One Million Children Will Lose Out On Free School Meals Under Universal Credit; Children’s Society Warns
According to a charity, as many as one million children living in poverty in England are set to lose out on free school meals under universal credit proposals.

The Church of England Children’s Society says under government plans to introduce means testing for free school meals, “a cliff edge” will be created where many families would be better off taking a pay cut.

The charity accused Government of missing a “golden opportunity” to ensure no child in poverty goes hungry in school after it emerged only 700,000 of the 1.7 million school children in poverty would receive free school meals under plans to introduce means testing to the system.

The analysis of figures by the charity revealed that roughly 20,300 school children in Norfolk and 18,400 in Suffolk are in poverty. They also said 11,600 in Suffolk would miss out on free school meals.

Read More: Poverty Hits 400,000 More Children And 300,000 More Pensioners; New Report Says

The chief executive of The Children’s Society, Matthew Reed said there are significant, proven benefits for children’s health, education and their futures in making sure they have a healthy lunch every day, but at least one million children will miss out if this change is introduced.
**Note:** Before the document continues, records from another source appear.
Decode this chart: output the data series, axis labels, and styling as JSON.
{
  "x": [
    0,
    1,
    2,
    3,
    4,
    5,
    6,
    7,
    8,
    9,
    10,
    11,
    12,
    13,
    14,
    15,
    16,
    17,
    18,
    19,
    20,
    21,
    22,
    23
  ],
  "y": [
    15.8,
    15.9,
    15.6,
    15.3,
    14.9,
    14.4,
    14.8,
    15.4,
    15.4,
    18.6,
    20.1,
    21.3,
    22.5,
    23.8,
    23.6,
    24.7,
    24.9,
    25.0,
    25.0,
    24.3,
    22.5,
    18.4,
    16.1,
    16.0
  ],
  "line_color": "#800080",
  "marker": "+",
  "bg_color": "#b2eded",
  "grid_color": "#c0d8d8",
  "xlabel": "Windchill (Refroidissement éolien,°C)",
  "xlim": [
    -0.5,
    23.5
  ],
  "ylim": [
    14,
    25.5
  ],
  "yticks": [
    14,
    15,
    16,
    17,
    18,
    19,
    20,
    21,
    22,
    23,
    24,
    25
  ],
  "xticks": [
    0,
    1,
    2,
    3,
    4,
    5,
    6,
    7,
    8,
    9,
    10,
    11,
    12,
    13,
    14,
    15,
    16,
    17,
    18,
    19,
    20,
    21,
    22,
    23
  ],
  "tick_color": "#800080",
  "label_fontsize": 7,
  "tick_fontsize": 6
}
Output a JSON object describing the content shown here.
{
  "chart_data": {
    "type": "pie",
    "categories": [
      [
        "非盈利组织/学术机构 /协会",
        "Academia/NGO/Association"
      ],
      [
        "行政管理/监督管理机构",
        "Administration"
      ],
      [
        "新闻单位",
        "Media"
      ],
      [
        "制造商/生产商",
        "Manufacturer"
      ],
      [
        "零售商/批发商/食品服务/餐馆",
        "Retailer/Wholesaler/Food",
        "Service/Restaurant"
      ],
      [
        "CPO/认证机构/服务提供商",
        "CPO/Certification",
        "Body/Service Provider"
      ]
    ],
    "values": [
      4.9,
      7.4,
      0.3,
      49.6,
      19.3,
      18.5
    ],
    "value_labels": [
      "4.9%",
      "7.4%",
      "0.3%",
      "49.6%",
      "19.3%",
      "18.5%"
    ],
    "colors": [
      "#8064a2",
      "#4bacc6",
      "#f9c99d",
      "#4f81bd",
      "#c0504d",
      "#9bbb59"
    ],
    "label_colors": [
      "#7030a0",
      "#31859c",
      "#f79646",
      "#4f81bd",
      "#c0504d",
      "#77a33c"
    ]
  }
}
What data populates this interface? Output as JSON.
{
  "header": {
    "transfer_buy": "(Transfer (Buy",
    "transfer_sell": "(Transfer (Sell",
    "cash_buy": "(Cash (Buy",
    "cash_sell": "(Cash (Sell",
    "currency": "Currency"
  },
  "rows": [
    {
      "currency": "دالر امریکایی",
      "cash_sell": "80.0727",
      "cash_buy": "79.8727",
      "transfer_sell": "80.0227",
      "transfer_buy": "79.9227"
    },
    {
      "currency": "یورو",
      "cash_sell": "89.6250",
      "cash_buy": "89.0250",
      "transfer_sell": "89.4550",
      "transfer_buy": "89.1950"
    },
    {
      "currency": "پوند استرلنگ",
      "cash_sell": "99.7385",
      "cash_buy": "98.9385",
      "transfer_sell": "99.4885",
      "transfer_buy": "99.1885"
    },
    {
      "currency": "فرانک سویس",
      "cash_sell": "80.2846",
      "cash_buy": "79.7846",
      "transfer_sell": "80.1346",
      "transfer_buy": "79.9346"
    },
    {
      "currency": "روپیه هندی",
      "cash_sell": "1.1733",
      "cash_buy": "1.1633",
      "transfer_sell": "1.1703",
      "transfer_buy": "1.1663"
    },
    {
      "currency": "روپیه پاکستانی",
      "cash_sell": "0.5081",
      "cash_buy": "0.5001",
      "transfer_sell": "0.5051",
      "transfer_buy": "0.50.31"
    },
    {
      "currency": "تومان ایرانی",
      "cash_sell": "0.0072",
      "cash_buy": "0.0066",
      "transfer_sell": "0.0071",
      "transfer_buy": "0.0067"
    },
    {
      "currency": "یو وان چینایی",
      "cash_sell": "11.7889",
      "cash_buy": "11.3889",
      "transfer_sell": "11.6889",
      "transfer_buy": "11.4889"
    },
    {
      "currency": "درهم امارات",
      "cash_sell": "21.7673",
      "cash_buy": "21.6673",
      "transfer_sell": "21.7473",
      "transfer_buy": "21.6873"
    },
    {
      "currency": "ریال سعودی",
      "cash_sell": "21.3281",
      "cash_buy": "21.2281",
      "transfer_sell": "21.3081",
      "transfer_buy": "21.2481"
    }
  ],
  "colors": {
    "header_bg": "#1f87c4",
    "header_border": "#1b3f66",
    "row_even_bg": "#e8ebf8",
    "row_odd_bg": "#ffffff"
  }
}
Mr Reed also said continuing to provide free school meals for children in families on universal credit would not only help vulnerable children but would prevent low-income parents being left worse off if they take on more hours or get a pay rise. He added:

“If the government wants to show it is truly committed to tackling the growing crises of inequality and child poverty, delivering free school meals for children in low-income working families is a crucial step.”

The charity’s figures show once a family with one child passes the £7,400 cut-off, they would need to earn £1,124 a year more – the equivalent of working 2.4 hours extra every week – to make up for the loss in free school meals.